L’ARS Ile-de-France mise tout sur le 15

, par  Vanessa Pageot-Françoise

A la mi-janvier et pour trois mois, l’agence régionale de santé (ARS) Ile-de-France a lancé une campagne d’information sur le numéro du Samu, le 15, qu’il faut appeler en priorité, avant de se déplacer, en cas de problème de santé survenant la nuit, le week-end ou un jour férié.

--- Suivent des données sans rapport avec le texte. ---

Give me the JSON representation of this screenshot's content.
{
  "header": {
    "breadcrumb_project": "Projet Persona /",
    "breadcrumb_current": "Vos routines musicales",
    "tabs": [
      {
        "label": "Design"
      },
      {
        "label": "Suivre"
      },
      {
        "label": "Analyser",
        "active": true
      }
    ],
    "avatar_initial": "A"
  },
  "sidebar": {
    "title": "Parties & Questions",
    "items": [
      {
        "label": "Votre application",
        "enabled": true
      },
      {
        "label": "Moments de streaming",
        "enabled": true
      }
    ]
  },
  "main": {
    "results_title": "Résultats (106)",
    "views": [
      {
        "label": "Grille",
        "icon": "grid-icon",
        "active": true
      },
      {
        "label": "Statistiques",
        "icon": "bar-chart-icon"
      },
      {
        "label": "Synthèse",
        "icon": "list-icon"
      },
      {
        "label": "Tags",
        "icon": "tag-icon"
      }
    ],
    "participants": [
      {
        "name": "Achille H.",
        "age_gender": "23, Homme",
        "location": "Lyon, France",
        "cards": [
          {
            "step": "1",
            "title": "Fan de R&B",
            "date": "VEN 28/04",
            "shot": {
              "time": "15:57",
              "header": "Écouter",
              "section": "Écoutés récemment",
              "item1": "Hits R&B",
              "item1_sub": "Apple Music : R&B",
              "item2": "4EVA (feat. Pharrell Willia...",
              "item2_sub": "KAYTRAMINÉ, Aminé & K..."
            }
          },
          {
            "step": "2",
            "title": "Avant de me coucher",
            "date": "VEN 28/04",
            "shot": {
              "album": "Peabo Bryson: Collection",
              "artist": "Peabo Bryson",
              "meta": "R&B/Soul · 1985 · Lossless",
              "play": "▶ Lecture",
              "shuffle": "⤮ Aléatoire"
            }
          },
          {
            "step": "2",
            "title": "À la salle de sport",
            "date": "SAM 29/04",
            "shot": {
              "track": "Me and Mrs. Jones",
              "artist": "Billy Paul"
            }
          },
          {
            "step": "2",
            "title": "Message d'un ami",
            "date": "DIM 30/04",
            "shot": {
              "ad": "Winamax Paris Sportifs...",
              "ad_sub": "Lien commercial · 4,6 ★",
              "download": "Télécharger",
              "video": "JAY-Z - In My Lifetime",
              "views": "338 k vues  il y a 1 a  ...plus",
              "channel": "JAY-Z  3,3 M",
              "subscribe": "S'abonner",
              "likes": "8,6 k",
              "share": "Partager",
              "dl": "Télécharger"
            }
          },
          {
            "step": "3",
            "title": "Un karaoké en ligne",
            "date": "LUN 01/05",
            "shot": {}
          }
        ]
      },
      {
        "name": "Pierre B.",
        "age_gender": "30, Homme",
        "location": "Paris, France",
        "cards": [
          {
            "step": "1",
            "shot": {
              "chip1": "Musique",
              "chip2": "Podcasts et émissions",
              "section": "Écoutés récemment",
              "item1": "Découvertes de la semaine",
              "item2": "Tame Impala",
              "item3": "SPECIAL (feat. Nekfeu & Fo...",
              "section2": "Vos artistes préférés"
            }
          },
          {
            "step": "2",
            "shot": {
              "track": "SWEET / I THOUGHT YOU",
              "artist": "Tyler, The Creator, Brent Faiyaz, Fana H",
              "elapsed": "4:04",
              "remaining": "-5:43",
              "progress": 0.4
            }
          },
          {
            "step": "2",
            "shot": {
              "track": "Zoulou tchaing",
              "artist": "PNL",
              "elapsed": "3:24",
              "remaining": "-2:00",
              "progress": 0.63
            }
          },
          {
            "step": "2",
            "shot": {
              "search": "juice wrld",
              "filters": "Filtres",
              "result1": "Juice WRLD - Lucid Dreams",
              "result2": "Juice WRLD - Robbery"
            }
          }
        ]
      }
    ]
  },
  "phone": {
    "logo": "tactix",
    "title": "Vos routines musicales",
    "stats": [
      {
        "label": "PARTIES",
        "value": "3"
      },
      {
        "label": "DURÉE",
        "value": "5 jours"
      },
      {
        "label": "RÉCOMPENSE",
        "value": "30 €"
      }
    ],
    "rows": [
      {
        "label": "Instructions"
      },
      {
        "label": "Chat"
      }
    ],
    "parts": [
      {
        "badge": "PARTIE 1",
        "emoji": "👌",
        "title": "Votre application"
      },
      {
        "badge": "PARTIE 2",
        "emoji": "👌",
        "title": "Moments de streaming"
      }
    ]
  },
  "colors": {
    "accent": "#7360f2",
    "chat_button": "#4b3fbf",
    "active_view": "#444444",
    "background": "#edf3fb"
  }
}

« Appelez le 15, même s’il ne s’agit pas d’une urgence, la nuit, le week-end et les jours fériés, martèle Pierre Ouanhnon, directeur du pôle ambulatoire de l’ARS Ile-de-France, vous aurez une réponse adaptée à votre besoin médical. » Selon un sondage TNS-Sofres*, 54 % des Franciliens déclarent ne pas savoir précisément quoi faire en cas de problème de santé imprévu. Par réflexe, ils se rendent aux urgences, alors que leur situation médicale ne le justifie pas toujours. « Dans l’esprit de beaucoup de gens, il ne faut pas appeler le 15 pour ne pas encombrer le service, y compris la nuit, constate Pierre Ouanhnon, et 66 % pensent que le numéro est réservé aux cas les plus graves. »
Le 15, c’est vrai, est réservé aux urgences vitales durant la journée, mais avant 8 heures, la nuit (à partir de 20 heures), le week-end et les jours fériés, il prend le relais du médecin généraliste. Et dans de nombreux cas, un conseil médical suffit. Sinon, le médecin régulateur du Samu oriente le patient vers une maison médicale ou les urgences, selon la gravité de la situation. En cas d’urgence vitale, il envoie une ambulance du service médical d’urgence et de réanimation (Smur). Enfin, la dernière « option » possible est la visite d’un praticien au domicile, mais seulement si la personne est dans l’incapacité de se déplacer du fait de son état de santé ou de sa situation personnelle, comme une mère seule avec plusieurs enfants en bas âge.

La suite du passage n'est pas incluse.